Al finalizar la Segunda Guerra Mundial, Europa quedó devastada. Pronto fue evidente que no podría frenar por sí misma la voluntad expansionista de Stalin. El Reino Unido primero, y luego otros países del continente, le pidieron a Estados Unidos apoyo económico para rearmarse (una especie de plan Marshall militar).
La urgencia de enfrentar las acciones soviéticas en China, Corea y Grecia dio origen (1949) a la Organización del Tratado del Atlántico Norte. Estados Unidos mantuvo su presencia militar a cambio de ejercer el comando de las fuerzas conjuntas. Se constituyó una fuerza disuasoria que mal que bien evitó que Alemania Occidental, Grecia y Turquía se convirtieran en satélites de la URSS y mantuvo la seguridad colectiva durante la Guerra Fría.
Tras la desintegración de la URSS, 14 países del centro y este de Europa se integraron a la OTAN por temor a que renacieran los anhelos imperiales de Rusia. Sin embargo, los socios originales ya no se sintieron amenazados y, a regañadientes, por presión de Estados Unidos, se involucraron en los enredados conflictos en los Balcanes, Irak y Afganistán.

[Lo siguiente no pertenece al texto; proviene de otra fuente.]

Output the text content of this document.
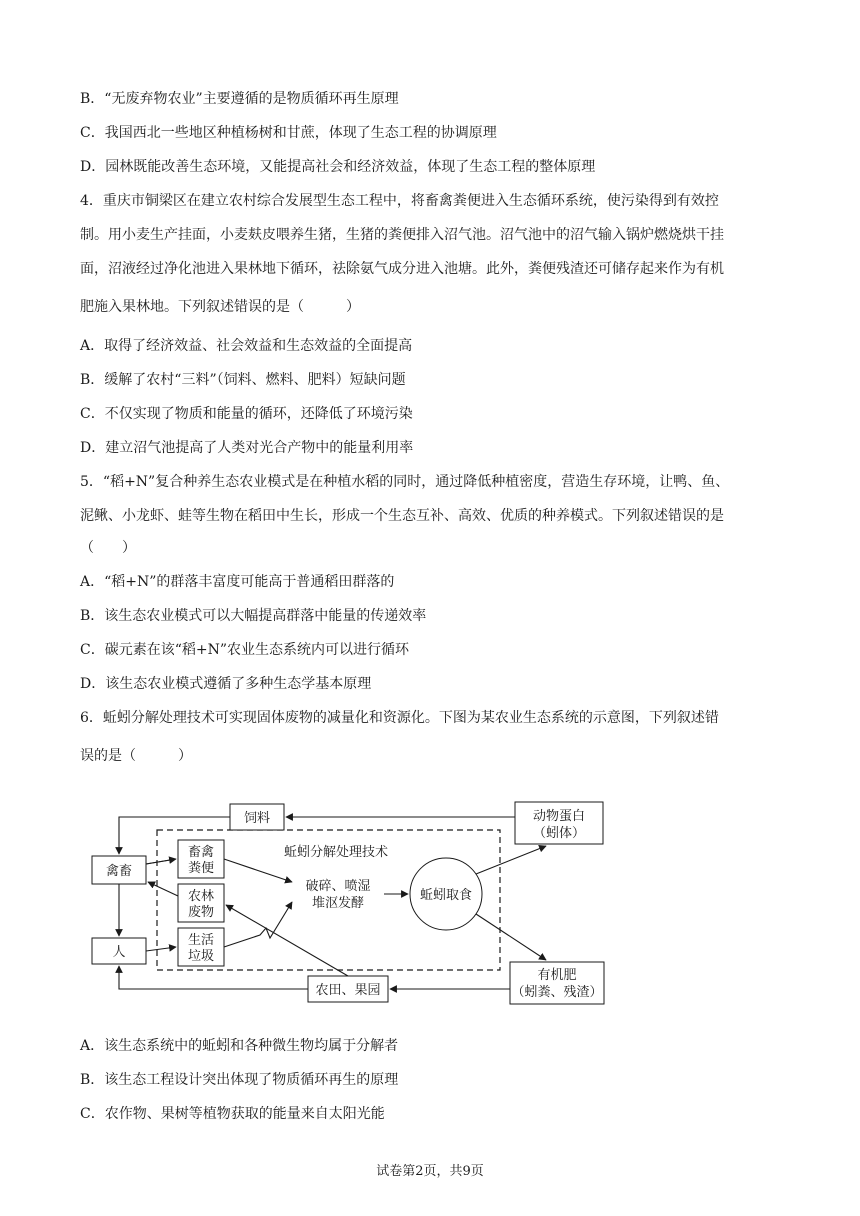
B．“无废弃物农业”主要遵循的是物质循环再生原理
C．我国西北一些地区种植杨树和甘蔗，体现了生态工程的协调原理
D．园林既能改善生态环境，又能提高社会和经济效益，体现了生态工程的整体原理
4．重庆市铜梁区在建立农村综合发展型生态工程中，将畜禽粪便进入生态循环系统，使污染得到有效控
制。用小麦生产挂面，小麦麸皮喂养生猪，生猪的粪便排入沼气池。沼气池中的沼气输入锅炉燃烧烘干挂
面，沼液经过净化池进入果林地下循环，祛除氨气成分进入池塘。此外，粪便残渣还可储存起来作为有机
肥施入果林地。下列叙述错误的是（　　　）
A．取得了经济效益、社会效益和生态效益的全面提高
B．缓解了农村“三料”（饲料、燃料、肥料）短缺问题
C．不仅实现了物质和能量的循环，还降低了环境污染
D．建立沼气池提高了人类对光合产物中的能量利用率
5．“稻+N”复合种养生态农业模式是在种植水稻的同时，通过降低种植密度，营造生存环境，让鸭、鱼、
泥鳅、小龙虾、蛙等生物在稻田中生长，形成一个生态互补、高效、优质的种养模式。下列叙述错误的是
（　　）
A．“稻+N”的群落丰富度可能高于普通稻田群落的
B．该生态农业模式可以大幅提高群落中能量的传递效率
C．碳元素在该“稻+N”农业生态系统内可以进行循环
D．该生态农业模式遵循了多种生态学基本原理
6．蚯蚓分解处理技术可实现固体废物的减量化和资源化。下图为某农业生态系统的示意图，下列叙述错
误的是（　　　）
蚯蚓分解处理技术
饲料	动物蛋白
（蚓体）
禽畜
畜禽
粪便
农林
废物
生活
垃圾
人
破碎、喷湿
堆沤发酵
蚯蚓取食
农田、果园
有机肥
（蚓粪、残渣）
A．该生态系统中的蚯蚓和各种微生物均属于分解者
B．该生态工程设计突出体现了物质循环再生的原理
C．农作物、果树等植物获取的能量来自太阳光能
试卷第2页，共9页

Los americanos también se vieron cada vez menos motivados a conservar su presencia militar en la región, condicionándola a que los otros miembros de la organización muestren más empeño y aumenten su gasto militar hasta un mínimo del 2 por ciento del PIB.
DIVERGENCIAS
En ese contexto se dieron en días pasados los encuentros de Joe Biden con el Grupo de los Siete (en Cornwall) y con los jefes de Estado de los países miembro de la OTAN (en Bruselas). El presidente quiso retomar el liderazgo de la alianza y alertar a sus colegas sobre el peligro de que China domine militarmente el Indo-Pacífico y adquiera superioridad tecnológica, en tanto que Rusia amplía su esfera de influencia, tiene 150 mil soldados en la frontera con Ucrania e interviene impunemente en los procesos electorales de Occidente.
Fue inútil. Los aliados comercian cada vez más con China, ignoran la creciente agresividad de Rusia y se apuran a terminar en septiembre su retiro de Afganistán, aun sabiendo que los talibanes y lo que queda de al-Qaeda pueden retomar el poder.
Afectados por la crisis sanitaria y económica no quieren elevar su gasto en defensa ni aportar más a los gastos comunes de la OTAN. En cambio, esperan que Estados Unidos modernice su defensa aérea y despliegue más artillería motorizada.
Biden no llegó a las cumbres con una gran visión estratégica o tan siquiera con alguna propuesta unificadora. En consecuencia, los mandatarios condescendieron con sus flojos conceptos de una “política exterior para la clase media” o de un “plan global de infraestructura” que compita con la Iniciativa de la Franja y la Ruta de los chinos. Incluso Boris Johnson, a quien el presidente calificó hace tiempo de “clon de Trump”, se la pasó haciéndole bromas.
Los franceses siempre han visto a la OTAN como un arreglo que sólo beneficia a los británicos. Charles de Gaulle se opuso a darle el comando a los americanos. En 1966 se retiró de la estructura militar y cerró las bases estadounidenses porque no lo quisieron ayudar a sofocar la insurgencia en Argelia. Emmanuel Macron de plano ha dicho que la organización tiene “muerte cerebral”.
Al mismo tiempo que Angela Merkel apoya los esfuerzos contra el terrorismo y reprueba los abusos de los gobiernos autocráticos, Alemania no deja de comerciar con Irán y ha creado una relación especial con Rusia, que la provee de gas barato.
Con enfoques geopolíticos incompatibles, las cumbres han producido las acostumbradas declaraciones sobre los negativos efectos del cambio climático y muy pocos compromisos reales.
En lo que va del siglo China y Rusia han fortalecido sus fuerzas armadas y han ampliado su presencia en el mundo. Cinco presidentes de Estados Unidos no han podido forjar un liderazgo internacional que permita, cuando menos, mantener un balance de poder favorable a las democracias. Con su Congreso dividido por mitades, ni siquiera han logrado formular una política exterior coherente y con amplio consenso.
Poco se espera de su reunión mañana con el presidente ruso. Putin sabe que la Alianza Atlántica está dividida; entiende que puede seguir rompiendo las reglas sin tener que pagar el costo. En nada le inquietarán las sonoras y poco creíbles advertencias que le hará Biden.